Have you tried Plan A? Find out who the landowner is. Does the car park belong to a company or business at the location? Someone has contracted UKP and you would need to find out who that is and ask them to get the PCN cancelled.
As for an IAS appeal where the driver has admitted liability, I don’t think there is really any appeal that has a remote chance of succeeding. They will not consider mitigation. They are only going to consider points of law and breaches of the IPC Code of Practice (CoP).
The PCN is an invoice issued because you agreed a contract ‘by conduct’ that if you breached any of the terms on their signs, you would be liable to pay them £100. It does not matter whether you read the signs, as long as they were there, they were prominent and conspicuous, they fully complied with the IPC CoP and any other legal requirements.
If you could show that there is any breach of the legal or CoP requirements that meant no contract could have been formed, you may have a chance, not with the IAS, but at court if this ever escalates to a county court claim. However, you have admitted in the initial appeal that you knew about the overstay and the mitigation you mentioned is irrelevant to the ‘contractual terms’ agreed on.
As I mentioned, you have zero chance that the IAS is going to uphold any appeal, even if you could somehow evidence that no contract was formed.
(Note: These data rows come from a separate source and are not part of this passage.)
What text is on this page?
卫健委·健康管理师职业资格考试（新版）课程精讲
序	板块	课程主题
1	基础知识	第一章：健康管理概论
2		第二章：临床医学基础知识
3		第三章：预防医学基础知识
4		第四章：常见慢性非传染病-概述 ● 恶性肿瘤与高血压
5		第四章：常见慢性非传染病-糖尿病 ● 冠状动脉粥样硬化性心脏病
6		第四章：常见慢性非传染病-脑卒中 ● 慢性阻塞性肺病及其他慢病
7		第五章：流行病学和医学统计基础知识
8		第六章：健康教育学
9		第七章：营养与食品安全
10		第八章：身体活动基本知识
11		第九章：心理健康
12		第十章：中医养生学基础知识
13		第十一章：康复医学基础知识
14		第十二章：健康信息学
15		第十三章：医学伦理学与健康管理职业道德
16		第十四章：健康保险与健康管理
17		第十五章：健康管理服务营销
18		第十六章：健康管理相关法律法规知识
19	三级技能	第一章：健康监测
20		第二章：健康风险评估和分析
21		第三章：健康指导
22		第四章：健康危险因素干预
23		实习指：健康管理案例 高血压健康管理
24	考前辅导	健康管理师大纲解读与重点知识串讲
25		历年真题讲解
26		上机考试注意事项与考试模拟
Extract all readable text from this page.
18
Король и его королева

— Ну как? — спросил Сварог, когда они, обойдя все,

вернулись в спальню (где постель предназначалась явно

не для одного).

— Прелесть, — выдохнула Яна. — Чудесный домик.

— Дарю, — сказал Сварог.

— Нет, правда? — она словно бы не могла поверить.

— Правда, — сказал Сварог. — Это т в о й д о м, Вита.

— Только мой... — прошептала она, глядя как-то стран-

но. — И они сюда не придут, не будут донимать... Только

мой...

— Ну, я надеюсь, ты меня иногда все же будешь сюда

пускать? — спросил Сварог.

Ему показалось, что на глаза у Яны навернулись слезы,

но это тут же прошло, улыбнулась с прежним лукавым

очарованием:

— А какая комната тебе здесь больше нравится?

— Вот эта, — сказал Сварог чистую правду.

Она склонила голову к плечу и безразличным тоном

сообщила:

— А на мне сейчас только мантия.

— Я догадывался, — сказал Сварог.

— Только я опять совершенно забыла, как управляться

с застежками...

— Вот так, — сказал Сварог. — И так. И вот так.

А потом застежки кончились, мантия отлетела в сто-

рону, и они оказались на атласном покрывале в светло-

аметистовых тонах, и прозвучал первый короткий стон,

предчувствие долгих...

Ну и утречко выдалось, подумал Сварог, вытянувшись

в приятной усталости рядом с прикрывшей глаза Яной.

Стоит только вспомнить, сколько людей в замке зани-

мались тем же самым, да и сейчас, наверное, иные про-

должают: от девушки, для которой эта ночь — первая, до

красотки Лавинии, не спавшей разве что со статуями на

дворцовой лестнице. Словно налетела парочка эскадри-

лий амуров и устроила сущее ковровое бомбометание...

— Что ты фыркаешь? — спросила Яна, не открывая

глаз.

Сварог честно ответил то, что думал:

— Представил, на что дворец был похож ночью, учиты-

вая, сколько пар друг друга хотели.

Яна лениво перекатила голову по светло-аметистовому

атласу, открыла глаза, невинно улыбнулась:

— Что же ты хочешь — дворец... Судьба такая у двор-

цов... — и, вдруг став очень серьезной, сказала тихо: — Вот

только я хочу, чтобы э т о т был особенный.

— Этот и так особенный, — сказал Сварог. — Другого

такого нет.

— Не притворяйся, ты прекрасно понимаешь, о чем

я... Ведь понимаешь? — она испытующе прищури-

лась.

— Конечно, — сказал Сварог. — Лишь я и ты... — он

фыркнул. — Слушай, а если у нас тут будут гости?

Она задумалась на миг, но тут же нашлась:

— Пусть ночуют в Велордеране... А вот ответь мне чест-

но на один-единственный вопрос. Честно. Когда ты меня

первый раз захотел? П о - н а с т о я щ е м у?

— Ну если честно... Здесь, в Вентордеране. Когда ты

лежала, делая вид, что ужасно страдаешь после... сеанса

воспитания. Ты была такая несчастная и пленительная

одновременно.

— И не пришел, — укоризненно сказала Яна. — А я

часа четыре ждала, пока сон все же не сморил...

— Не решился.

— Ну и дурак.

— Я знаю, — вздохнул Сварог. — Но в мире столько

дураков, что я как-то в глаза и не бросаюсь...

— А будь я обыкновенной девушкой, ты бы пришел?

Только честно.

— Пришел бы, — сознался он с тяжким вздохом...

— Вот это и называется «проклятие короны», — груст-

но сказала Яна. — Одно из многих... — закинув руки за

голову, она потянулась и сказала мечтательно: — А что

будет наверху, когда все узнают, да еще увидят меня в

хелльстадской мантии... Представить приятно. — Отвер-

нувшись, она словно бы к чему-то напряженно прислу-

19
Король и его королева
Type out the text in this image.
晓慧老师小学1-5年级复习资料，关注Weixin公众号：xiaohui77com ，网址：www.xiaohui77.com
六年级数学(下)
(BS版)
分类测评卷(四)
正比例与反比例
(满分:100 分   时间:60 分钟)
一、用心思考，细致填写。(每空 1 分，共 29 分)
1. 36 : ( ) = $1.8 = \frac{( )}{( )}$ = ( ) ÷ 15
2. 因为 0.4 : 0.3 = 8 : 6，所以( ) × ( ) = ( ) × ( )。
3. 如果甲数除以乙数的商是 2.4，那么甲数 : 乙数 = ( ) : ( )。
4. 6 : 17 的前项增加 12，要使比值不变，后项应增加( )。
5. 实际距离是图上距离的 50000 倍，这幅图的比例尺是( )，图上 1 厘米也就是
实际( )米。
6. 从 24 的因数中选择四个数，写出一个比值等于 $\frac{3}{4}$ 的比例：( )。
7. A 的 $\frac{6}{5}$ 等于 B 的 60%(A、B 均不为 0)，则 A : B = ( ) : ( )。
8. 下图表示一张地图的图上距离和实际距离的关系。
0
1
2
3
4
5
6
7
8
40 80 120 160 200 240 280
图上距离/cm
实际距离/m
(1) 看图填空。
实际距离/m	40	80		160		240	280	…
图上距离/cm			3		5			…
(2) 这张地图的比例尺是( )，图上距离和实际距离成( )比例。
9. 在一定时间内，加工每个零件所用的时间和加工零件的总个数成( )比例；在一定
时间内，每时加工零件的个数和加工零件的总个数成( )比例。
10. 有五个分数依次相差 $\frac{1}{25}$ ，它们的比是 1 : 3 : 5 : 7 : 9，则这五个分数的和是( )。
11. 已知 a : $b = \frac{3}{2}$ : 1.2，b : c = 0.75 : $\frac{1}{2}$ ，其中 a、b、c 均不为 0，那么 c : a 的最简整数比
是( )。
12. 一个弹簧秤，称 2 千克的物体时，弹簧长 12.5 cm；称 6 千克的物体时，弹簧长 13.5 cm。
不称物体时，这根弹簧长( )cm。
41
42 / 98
That would have to wait and see if UKP decided to try and sue you for the alleged debt.
They may never do so. Even if they do, they may never actually go all the way to a hearing as these companies often only use the claim process as a last resort to try and pressure the defendant into giving up and paying.
They have six years in which to file a claim.
If you are intent on trying an IAS appeal, then have a look at the IPC CoP and try and find anything they may have breached that you can use to base your appeal on. Also have a look at the Consumer Rights Act 2015 (CRA) for anything that you can use.